Friday, September 26, 2008
Johnny Appleseed Day
Many people believe that the legend of Johnny Appleseed is an American myth, but he truly did exist. The man who was called Johnny Appleseed was actually named John Chapman and was born in Massachusetts on September 26, 1774. He served as an apprentice to an orchardist in his youth, learning a skill that would become his life.
When he was 18, Johnny headed west to the fertile ground of Ohio, Indiana, and Illinois. He was a kind and generous man, although a bit eccentric. He never had a home, preferring instead to sleep on the floor of a generous settler. He told stories to the children and preached to the adults. He was a fervent follower of the Swedenborg Church- a religious that espoused self-deprivation as a way to ensure a happy hereafter. When people gave him clothing or shoes, he always chose to wear the most ragged garments and would use the better garments and shoes to use for bartering or to give to people that he considered more needy then himself. He wore a metal pot on his head that served dual purpose as a hat and a mush pot and he went barefoot throughout all seasons.

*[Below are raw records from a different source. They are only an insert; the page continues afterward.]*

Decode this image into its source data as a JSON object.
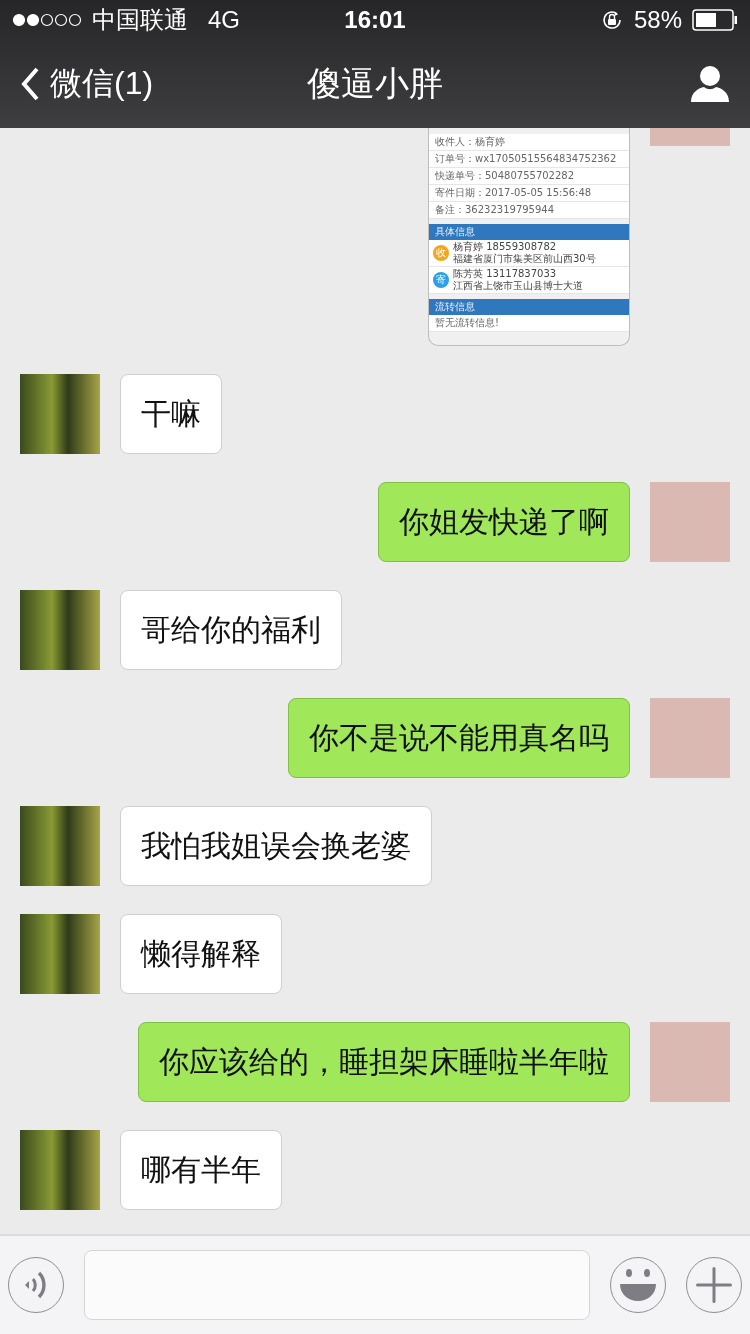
{
  "status_bar": {
    "carrier": "中国联通",
    "network": "4G",
    "time": "16:01",
    "battery": "58%"
  },
  "nav_bar": {
    "back_label": "微信(1)",
    "title": "傻逼小胖"
  },
  "messages": [
    {
      "kind": "image",
      "outgoing": true,
      "image": {
        "fields": [
          "收件人：杨育婷",
          "订单号：wx17050515564834752362",
          "快递单号：50480755702282",
          "寄件日期：2017-05-05 15:56:48",
          "备注：36232319795944"
        ],
        "details_header": "具体信息",
        "contacts": [
          {
            "badge": "收",
            "color": "#f2a81d",
            "line1": "杨育婷 18559308782",
            "line2": "福建省厦门市集美区前山西30号"
          },
          {
            "badge": "寄",
            "color": "#2d9fe6",
            "line1": "陈芳英 13117837033",
            "line2": "江西省上饶市玉山县博士大道"
          }
        ],
        "transit_header": "流转信息",
        "transit_note": "暂无流转信息!"
      }
    },
    {
      "kind": "text",
      "outgoing": false,
      "text": "干嘛"
    },
    {
      "kind": "text",
      "outgoing": true,
      "text": "你姐发快递了啊"
    },
    {
      "kind": "text",
      "outgoing": false,
      "text": "哥给你的福利"
    },
    {
      "kind": "text",
      "outgoing": true,
      "text": "你不是说不能用真名吗"
    },
    {
      "kind": "text",
      "outgoing": false,
      "text": "我怕我姐误会换老婆"
    },
    {
      "kind": "text",
      "outgoing": false,
      "text": "懒得解释"
    },
    {
      "kind": "text",
      "outgoing": true,
      "text": "你应该给的，睡担架床睡啦半年啦"
    },
    {
      "kind": "text",
      "outgoing": false,
      "text": "哪有半年"
    }
  ]
}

Johnny collected appleseeds from the cider mills which he then used to plant tracts of land as a nursery. He built fences around the nurseries to keep the livestock out, and then he would leave the nursery in the hands of a nearby farmer as a manager. The trees were sold on credit, although barters were accepted. Every year or two Johnny would visit these orchards and collect his earnings, but if someone couldn’t or didn’t pay, he never attempted to collect the debt.
Today we celebrate Johnny Appleseed Day. Enjoy a fresh, American-grown apple or bake up a yummy apple crisp! Even better? Share one with a neighbor!